Binary Tree Inorder Traversal

Given a binary tree, return the inorder traversal of its nodes' values.

For example:
Given binary tree {1,#,2,3},

   1
    \
     2
    /
   3

 

return [1,3,2].

Note: Recursive solution is trivial, could you do it iteratively?

confused what "{1,#,2,3}" means? > read more on how binary tree is serialized on OJ.

OJ's Binary Tree Serialization:

The serialization of a binary tree follows a level order traversal, where '#' signifies a path terminator where no node exists below.

Here's an example:

   1
  / \
 2   3
    /
   4
    \
     5

The above binary tree is serialized as "{1,2,3,#,#,4,#,#,5}".

分析：这道题用递归方法很好做，但是此题却提示用循环方法解决。
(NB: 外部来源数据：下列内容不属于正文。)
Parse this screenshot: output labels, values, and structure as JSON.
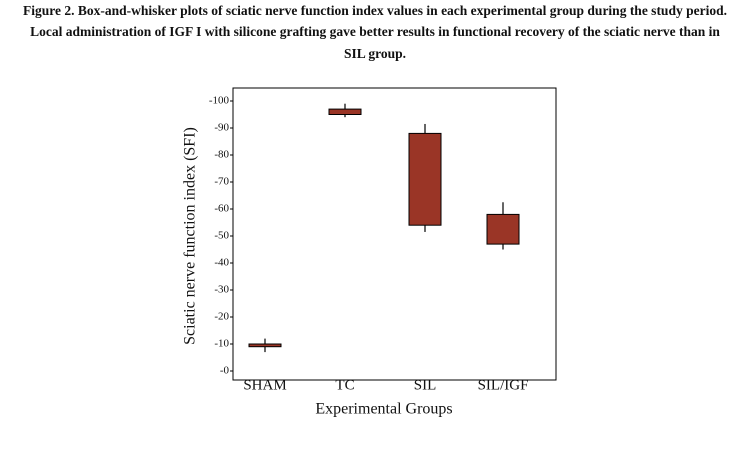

首先我用递归方法，把层次遍历转化为中序遍历，看代码实现就会明白：

/**
 * Definition for binary tree
 * struct TreeNode {
 *     int val;
 *     TreeNode *left;
 *     TreeNode *right;
 *     TreeNode(int x) : val(x), left(NULL), right(NULL) {}
 * };
 */
class Solution {
public:
    void traversal(TreeNode* root,vector<int> &data)
    {
        if(root==NULL)
            return;
        traversal(root->left,data);
        data.push_back(root->val);
        traversal(root->right,data);
    }
    vector<int> inorderTraversal(TreeNode *root) {
        vector<int> data;
        traversal(root,data);
        return data;
    }
};

循环实现，这题就有点难度了，不过没关系，我们可以借用栈空间来解决这题。树中某结点不为空，则将其左结点压入栈中，如果没有，则弹出该节点，将该节点的值存入vector中，再压入出栈元素的右结点，依次进行循环遍历，直到栈为空为止。

/**
 * Definition for binary tree
 * struct TreeNode {
 *     int val;
 *     TreeNode *left;
 *     TreeNode *right;
 *     TreeNode(int x) : val(x), left(NULL), right(NULL) {}
 * };
 */
class Solution {
public:
    vector<int> inorderTraversal(TreeNode *root) {
        stack<TreeNode*> StackTree;
        vector<int> data;
        if(root==NULL)
            return data;
        TreeNode *CurrentNode=root;
        while(!StackTree.empty()||CurrentNode)
        {
            if(CurrentNode!=NULL)
            {
                StackTree.push(CurrentNode);
                CurrentNode=CurrentNode->left;
            }
            else
            {
                CurrentNode=StackTree.top();
                StackTree.pop();
                data.push_back(CurrentNode->val);
                CurrentNode=CurrentNode->right;
            }
        }
        return data;
    }
};